Les médias ne cessent de faire remonter un sentiment mondial d'incompréhension et de colère qui prend, chaque jour davantage, plus d'ampleur. Newsweek titre sur un monde devenu mad mad mad mad (quatre fois à la suite) et autour de moi les gens craquent. Dans mon entourage, je n'ai pas vu depuis très longtemps une telle multiplication de déprimes et de problèmes psys graves et même à l'époque dure du sida, je ne crois pas avoir été le témoin de tant de bipolarité, de schizophrénie, de mal être. À trois mois des élections, les gens craquent car le réveillon est passé, le Triple A tombe, comme prévu, et désormais plus rien ne peut cacher les difficultés de l'année qui se présente. Ça va être catastrophique.
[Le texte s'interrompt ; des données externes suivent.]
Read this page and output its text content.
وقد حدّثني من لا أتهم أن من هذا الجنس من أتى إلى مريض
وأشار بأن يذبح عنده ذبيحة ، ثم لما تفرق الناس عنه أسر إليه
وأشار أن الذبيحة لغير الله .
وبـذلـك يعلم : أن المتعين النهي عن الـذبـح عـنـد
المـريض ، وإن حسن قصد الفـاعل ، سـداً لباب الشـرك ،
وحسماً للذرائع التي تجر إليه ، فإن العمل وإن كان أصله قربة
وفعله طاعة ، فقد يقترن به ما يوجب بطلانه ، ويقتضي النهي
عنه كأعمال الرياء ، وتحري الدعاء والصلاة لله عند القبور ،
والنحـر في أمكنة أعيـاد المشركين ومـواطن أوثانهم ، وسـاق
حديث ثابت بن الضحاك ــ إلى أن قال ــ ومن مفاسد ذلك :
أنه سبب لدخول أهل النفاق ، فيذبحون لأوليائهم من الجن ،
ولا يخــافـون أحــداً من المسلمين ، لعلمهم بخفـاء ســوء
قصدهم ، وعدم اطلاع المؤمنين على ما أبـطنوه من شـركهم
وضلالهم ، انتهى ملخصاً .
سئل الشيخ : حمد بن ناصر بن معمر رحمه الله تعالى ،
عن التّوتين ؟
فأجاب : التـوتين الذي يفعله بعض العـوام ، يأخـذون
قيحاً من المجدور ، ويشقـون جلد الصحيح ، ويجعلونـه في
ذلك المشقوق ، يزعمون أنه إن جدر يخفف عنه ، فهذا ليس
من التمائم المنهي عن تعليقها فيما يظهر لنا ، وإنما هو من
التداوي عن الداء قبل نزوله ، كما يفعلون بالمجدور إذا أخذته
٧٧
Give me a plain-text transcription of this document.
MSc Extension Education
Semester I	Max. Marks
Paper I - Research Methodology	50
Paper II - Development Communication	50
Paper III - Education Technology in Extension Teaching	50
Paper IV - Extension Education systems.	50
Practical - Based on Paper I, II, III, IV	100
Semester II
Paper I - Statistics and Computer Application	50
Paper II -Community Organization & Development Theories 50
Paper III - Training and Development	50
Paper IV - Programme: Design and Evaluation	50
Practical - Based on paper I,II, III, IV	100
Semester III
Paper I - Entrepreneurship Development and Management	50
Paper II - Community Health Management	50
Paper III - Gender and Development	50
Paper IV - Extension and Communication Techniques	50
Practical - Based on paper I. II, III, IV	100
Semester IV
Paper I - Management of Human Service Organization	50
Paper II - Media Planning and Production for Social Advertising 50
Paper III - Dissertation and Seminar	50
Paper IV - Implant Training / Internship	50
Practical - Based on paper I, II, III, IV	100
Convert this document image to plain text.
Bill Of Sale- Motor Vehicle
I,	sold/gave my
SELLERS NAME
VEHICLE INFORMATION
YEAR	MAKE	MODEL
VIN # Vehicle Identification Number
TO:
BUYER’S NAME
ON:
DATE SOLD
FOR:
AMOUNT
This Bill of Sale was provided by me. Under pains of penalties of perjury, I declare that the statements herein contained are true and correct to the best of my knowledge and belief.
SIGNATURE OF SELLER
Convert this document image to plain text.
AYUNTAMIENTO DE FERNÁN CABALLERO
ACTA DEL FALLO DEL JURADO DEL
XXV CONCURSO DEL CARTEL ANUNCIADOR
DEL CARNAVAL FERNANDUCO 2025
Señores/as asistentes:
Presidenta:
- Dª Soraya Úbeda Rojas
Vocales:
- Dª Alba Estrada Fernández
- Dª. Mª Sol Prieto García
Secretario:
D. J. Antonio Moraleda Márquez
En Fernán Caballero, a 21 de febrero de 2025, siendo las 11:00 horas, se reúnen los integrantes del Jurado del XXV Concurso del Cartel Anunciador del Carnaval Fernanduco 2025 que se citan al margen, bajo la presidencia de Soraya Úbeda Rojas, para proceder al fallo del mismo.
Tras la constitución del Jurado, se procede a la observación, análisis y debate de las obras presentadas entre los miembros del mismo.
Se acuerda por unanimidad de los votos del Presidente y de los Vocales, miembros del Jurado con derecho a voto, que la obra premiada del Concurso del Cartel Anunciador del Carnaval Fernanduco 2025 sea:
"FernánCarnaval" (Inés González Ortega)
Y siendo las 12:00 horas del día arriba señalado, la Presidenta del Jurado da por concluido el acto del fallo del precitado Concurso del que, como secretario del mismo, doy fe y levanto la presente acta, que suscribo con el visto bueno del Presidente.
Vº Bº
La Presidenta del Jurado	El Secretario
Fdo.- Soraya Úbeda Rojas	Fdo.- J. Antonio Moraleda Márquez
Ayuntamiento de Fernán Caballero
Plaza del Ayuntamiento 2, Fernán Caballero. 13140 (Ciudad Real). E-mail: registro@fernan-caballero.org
Je suis un psy amateur. Depuis plus de dix ans, on m'appelle à la campagne parce que je suis disponible, parce que je suis loin de la ville, parce que je suis fort. Les amis ne suivent pas toujours mes conseils mais je crois que mon point de vue les aide car j'ai du recul, je suis loin de la névrose que vous vivez tous en ville, avec le métro, la pollution, les prix qui flambent. À la campagne, tout est moins cher, l'air est pur, il n'y a pas de bruit, les gens sont gentils. Mais je sens aussi que je sers désormais de token, d'alibi. Les amis sont tellement perdus que cela ne les aide plus de passer juste un week-end au calme. Quand ils repartent, dès leur arrivée dans la grande ville, ils replongent dans l'incertitude de la vie, la perte de leur travail, les enfants qui grandissent, la sexualité toujours plus problématique. Je sers de token car je ne peux pas résoudre de tels problèmes, j'aide sur le moment et c'est tout. Pire, les amis croient que ma parole les aide, mais ils n'ont pas la force de mettre mes conseils en pratique. Je suis comme un mauvais psy : un baume sur le moment, une gangrène sur le long terme.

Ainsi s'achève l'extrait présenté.